Inflation pressures from Main Street have declined by 50% since peaking in 2021. Wage cost pressures have also moderated significantly, although not as much as price hikes, a significant cost for labor intensive firms is easing. However, prices are now 20% higher than they were in 2020, an increase that strips the purchasing power out of the earnings of most workers. Prices are still rising and even if inflation reaches zero, consumers will have to live with higher prices. As Treasury Secretary Yellen said, most people don’t think prices will fall (CNBC December 13, 2024). And if prices don’t fall, most consumers will experience a permanent reduction in their real incomes as their wages will buy less than they did in 2020.

Growing debt and associated increases in delinquencies and loan losses pose a risk that can rapidly accelerate a downturn in economic activity. Most student loan recipients are not making payments on their loans, hoping that President Biden will cancel their obligations (and stick taxpayers with the $6 trillion cost). Massive government spending, financed with new Treasury borrowing (at decades’ high interest rates), powered the economy in 2023. Because of this massive spending, the debt grew and interest paid on the debt also grew, crowding out other government spending. One observer of the growing debt threat warned: “Debt-fueled booms all too often provide false affirmation of a government’s policies, a financial institution’s ability to make outsized profits, or a country’s standard of living. Most of these booms end badly.” (Endgame, 2011 John Mauldin).
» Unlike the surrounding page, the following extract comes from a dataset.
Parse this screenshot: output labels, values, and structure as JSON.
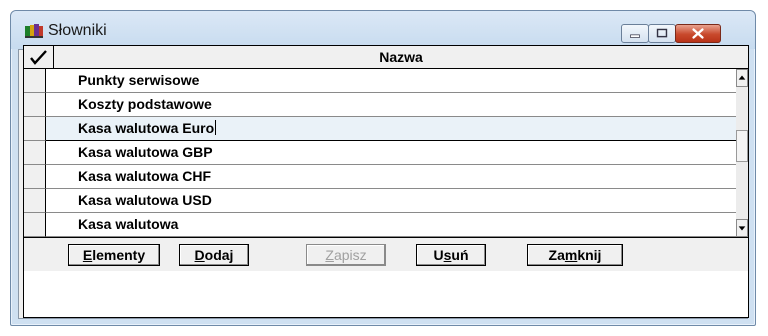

Small business owners can’t set economic policy, they can only respond to policy changes. Interest costs are still significantly higher, 9% on average compared to 5% in 2020. Labor costs are dictated by economic policies, inflation in particular. In 2020, an average 25% raised compensation compared to 40% last year. Tax policy remains uncertain and government agencies continue to spew out new regulations. But despite the headwinds, the consumer remains resilient, moving the economy forward. Hopefully this will be enough for the “soft landing” that we’re all hoping for in 2024.